Universal splitting of phase transitions and performance optimization in driven collective systems

Abstract: Spontaneous symmetry breaking is a hallmark of equilibrium systems, typically characterized by a single critical point separating ordered and disordered phases. Recently, a novel class of non-equilibrium phase transitions was uncovered [Phys. Rev. Res. {\bf 7}, L032049 (2025)], showing that the combined effects of simultaneous contact with thermal baths at different temperatures and external driving forces can split the conventional order-disorder transition into two distinct critical points, determined by which ordered state initially dominates. We show the robustness of this phenomenon by extending a minimal interacting-spin model from the idealized case of simultaneous bath coupling to a finite-time coupling protocol.
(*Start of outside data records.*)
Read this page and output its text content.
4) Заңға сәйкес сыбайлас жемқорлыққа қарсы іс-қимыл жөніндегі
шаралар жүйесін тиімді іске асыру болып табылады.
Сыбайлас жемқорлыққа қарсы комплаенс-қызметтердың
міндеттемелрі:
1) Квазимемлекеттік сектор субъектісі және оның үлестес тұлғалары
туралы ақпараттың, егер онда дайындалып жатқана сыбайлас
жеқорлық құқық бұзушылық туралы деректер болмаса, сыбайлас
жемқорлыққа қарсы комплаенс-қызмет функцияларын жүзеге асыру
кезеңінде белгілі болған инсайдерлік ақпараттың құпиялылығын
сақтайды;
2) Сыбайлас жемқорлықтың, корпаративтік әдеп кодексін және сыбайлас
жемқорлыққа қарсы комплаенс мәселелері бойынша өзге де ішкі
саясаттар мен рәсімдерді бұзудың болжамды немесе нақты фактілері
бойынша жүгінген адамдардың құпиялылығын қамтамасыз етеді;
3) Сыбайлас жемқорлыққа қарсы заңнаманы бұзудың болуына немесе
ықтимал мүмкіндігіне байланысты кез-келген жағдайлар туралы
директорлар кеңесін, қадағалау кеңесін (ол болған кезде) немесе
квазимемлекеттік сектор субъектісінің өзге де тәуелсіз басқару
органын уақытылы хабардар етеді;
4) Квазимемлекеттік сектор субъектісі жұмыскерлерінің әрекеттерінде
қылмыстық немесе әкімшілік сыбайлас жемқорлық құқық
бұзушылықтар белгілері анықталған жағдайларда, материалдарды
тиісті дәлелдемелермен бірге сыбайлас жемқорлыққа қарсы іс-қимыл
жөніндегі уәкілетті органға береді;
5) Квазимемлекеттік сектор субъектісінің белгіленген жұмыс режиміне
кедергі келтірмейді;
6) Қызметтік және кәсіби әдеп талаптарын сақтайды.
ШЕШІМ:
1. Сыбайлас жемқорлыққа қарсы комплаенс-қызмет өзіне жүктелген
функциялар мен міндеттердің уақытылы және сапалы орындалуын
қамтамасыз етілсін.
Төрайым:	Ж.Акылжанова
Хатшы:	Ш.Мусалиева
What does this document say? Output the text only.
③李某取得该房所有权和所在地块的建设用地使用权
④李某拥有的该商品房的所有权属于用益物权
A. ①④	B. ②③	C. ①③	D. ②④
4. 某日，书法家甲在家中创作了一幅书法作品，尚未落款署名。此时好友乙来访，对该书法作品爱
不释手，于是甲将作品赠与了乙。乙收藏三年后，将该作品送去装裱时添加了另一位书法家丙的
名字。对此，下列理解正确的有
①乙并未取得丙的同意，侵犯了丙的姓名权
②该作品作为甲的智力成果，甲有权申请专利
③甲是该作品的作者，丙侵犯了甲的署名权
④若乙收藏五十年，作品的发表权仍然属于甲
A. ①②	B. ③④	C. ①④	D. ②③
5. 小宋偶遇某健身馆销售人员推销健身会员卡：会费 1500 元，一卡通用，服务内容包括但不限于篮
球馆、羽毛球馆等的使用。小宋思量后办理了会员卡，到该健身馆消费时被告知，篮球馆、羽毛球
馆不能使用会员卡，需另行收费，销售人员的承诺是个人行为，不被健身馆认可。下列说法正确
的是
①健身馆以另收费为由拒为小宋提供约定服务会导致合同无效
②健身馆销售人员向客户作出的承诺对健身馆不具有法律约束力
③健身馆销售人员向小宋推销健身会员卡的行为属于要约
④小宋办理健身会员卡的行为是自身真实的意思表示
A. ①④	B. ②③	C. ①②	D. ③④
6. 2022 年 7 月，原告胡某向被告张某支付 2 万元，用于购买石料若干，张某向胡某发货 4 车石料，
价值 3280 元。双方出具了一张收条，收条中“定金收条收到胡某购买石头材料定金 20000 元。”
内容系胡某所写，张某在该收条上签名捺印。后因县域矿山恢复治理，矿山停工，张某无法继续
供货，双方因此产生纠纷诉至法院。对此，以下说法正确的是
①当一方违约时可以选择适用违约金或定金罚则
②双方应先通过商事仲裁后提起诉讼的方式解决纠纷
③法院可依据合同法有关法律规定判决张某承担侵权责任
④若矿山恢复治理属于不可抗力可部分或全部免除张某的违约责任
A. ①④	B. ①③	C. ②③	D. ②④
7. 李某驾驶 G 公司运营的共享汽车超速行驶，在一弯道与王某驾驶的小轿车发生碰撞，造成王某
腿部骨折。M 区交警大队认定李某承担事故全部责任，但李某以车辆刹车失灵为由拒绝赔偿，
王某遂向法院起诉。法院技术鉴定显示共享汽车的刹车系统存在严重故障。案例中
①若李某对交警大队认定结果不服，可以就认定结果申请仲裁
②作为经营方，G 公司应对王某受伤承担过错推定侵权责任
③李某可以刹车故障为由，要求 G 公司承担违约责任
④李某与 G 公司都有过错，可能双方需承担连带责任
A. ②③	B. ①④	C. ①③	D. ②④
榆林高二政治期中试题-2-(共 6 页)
In particular, we introduce two protocols in which the system interacts with a single bath at a time: a stochastic protocol, where the system randomly switches between the baths at different temperatures, and a deterministic protocol where the coupling alternates periodically. Our analysis reveals two key results: (i) the splitting of phase transitions persists across all coupling schemes -- simultaneous, stochastic, and deterministic -- and (ii) different optimizations of power and efficiency in a collectively operating heat engine reveal that both the stochastic and deterministic protocols exhibit superior global performance at intermediate switching rates and periods when compared to simultaneous coupling. The global trade-off between power and efficiency is described by an expression solely depending on the temperatures of thermal reservoirs as the efficiency approaches to the ideal limit.